With Labor in opposition, he took over as leader in 2012, only to see his party go backwards at the 2013 election. He then resisted a far-fetched leadership challenge from former federal minister Stephen Smith before finally winning a record victory in 2017 against Colin Barnett and the Liberal Party.
The WA factor
Most Australian political leaders saw their popularity grow during COVID-19, with trust in governments rising as Australia performed well, minimising health and economic impacts.
But WA provides particularly fertile ground for a leader. The state has always had a strongly independent streak, distant from “the eastern states”. It also firmly believes its mining and gas resources are the basis for Australia’s economic prosperity and that the proceeds have not — until a recent GST deal — flowed back to the state.
McGowan played this situation adroitly, declaring in early April 2020 that WA would become an “island within an island” by closing its borders. He took a firm line on international cruise ships. His public image was ubiquitous with daily media briefings, and softened by his spontaneous response to a media query about buying a kebab, of all things, which also went viral.
Meanwhile, McGowan worked with the mining industry to keep production going by transferring interstate fly-in fly-out workers to WA. He was rewarded as iron ore prices skyrocketed and the state’s finances grew. Regional tourism has revived and the state’s economy recovered more quickly than interstate counterparts.
Since mid-2020 daily life in WA has been largely normal again, despite a blip in January when a short lockdown was imposed, due to a hotel quarantine breach.
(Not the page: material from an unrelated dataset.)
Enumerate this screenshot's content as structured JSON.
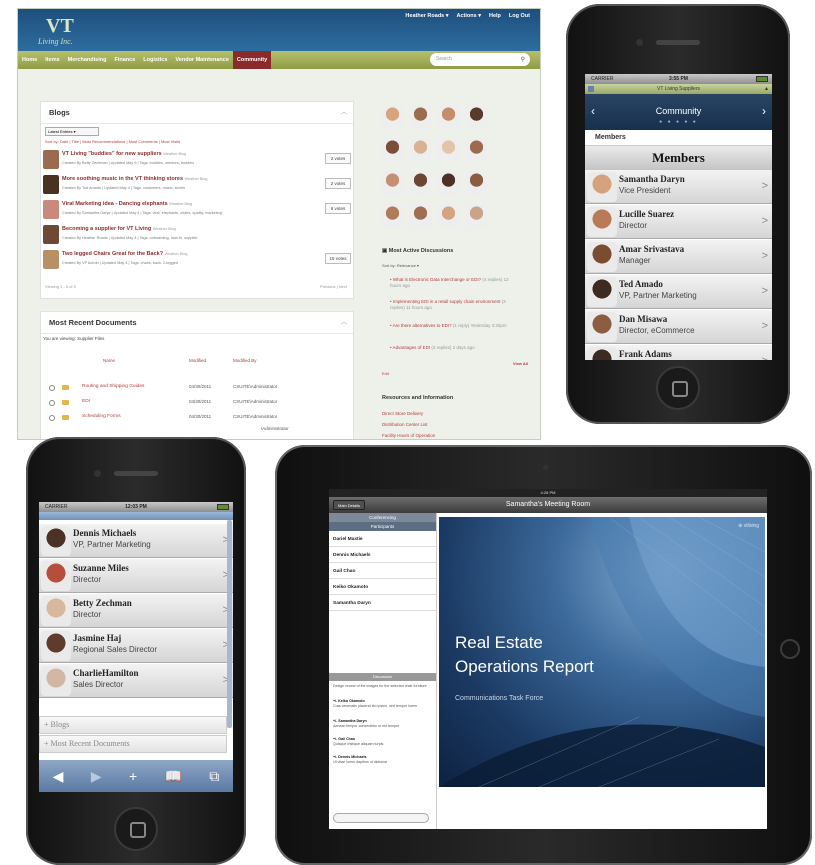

Of course, it’s not all bouquets. The Western Australian Council of Social Service has called on the McGowan government to do more to address child poverty, improve housing affordability and reduce the over-representation of Aboriginal young people in out-of-home care and juvenile justice. Critics have described his government’s efforts to hold the fossil fuel industry accountable for its greenhouse gas emissions as “limp”. Plenty outside the state have condemned some of the WA government’s snap decisions on COVID border closures.
Despite all that, McGowan’s government remains enormously popular where it counts: among WA voters.
What’s next for McGowan?
Assuming he wins — and wins big — on 13 March, what are the challenges and opportunities facing McGowan and his government?
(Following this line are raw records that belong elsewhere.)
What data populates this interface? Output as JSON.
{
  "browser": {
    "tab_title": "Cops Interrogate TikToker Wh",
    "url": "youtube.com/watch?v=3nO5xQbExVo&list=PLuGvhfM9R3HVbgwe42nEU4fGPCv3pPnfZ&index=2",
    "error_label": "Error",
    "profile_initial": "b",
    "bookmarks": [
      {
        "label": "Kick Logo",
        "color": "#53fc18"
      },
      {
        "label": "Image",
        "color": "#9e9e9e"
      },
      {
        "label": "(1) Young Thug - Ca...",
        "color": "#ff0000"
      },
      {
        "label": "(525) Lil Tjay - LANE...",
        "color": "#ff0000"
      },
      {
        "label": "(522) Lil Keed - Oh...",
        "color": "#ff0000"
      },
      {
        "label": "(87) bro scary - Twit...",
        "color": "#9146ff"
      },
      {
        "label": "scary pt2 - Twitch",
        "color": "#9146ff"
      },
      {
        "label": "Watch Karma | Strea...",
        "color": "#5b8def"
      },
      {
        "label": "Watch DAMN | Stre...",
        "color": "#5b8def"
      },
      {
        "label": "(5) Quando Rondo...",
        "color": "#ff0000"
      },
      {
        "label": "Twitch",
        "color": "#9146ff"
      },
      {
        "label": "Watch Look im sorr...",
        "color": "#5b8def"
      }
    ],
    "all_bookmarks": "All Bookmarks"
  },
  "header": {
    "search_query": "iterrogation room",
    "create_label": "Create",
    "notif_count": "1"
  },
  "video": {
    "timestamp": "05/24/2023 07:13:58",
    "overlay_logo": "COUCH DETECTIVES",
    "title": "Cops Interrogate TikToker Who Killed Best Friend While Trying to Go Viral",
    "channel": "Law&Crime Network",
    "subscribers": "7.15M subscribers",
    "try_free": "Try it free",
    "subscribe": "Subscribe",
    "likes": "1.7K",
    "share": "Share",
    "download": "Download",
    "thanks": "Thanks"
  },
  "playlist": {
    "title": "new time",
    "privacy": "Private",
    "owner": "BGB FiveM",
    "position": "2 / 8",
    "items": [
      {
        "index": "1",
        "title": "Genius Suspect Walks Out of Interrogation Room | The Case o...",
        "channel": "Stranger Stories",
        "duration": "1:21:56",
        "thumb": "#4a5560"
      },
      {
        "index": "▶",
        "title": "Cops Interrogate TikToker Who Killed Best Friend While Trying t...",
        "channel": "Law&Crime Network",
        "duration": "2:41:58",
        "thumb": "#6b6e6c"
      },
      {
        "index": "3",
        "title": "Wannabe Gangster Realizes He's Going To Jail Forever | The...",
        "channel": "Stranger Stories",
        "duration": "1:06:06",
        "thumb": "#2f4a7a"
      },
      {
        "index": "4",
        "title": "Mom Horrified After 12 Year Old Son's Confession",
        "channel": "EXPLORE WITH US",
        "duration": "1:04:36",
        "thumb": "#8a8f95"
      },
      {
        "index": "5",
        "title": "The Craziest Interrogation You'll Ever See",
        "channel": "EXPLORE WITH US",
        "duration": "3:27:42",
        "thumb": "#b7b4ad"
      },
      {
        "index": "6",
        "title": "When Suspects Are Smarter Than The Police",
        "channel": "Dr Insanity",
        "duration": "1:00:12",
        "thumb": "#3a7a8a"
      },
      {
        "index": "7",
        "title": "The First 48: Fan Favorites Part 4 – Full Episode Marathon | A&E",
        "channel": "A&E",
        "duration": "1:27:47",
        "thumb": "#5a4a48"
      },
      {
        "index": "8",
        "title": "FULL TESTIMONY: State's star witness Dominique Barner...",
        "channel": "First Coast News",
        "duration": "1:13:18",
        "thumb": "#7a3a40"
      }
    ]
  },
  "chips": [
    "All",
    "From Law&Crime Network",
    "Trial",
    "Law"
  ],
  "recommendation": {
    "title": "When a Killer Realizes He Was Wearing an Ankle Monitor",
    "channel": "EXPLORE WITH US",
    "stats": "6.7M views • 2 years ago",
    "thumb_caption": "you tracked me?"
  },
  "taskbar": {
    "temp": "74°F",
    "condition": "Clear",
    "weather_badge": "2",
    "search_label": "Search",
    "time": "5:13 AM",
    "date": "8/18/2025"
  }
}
Economically, WA appears in a strong position, and Labor’s election campaign has focused on more job creation. But the state is always subject to international commodity cycles, while tensions in Australia’s relationship with China — the main customer of WA iron ore — add a new element of risk.
Socially, dealing with homelessness and rising house prices and rents will be on the agenda, after several years of relative stagnation in the property market.
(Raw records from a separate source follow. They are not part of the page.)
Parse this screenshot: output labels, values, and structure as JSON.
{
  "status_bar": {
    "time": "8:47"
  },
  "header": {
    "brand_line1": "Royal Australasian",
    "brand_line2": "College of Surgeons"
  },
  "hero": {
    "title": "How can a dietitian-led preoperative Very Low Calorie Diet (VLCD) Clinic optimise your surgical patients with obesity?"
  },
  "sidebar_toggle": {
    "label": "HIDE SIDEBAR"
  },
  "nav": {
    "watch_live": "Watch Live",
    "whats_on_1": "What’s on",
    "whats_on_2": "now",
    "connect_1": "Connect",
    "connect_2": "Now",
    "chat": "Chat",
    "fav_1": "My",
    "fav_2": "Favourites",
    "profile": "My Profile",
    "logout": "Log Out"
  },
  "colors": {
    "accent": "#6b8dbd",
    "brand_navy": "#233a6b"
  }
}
Politically, despite Liberal warnings of Labor gaining “total control” of parliament, it is highly unlikely McGowan can secure an outright majority in the upper house, given the high levels of rural malapportionment. But there is a chance that Labor and the Greens combined could win an upper house majority for the first time.
This could put pressure around issues such as carbon emission reductions, where WA Labor has generally been happy to let Canberra take the lead. More prosaically, the prospect of a big win means McGowan will have to find ways of managing a large backbench that will inevitably include restive MPs with thwarted cabinet ambitions.
However, the prime concern will be to avoid complacency and overreach, especially if the opposition is weak. WA governments tend to win two terms. A big win for McGowan may make a third term seem inevitable, but upsets like the Liberal National Party’s 2015 loss in Queensland show elections can’t be taken for granted.
But for now, the WA Liberals, under leader Zak Kirkup, appear to be on a road to nowhere. For Mark McGowan, it’s been a long way to the top. He is in no hurry to come down.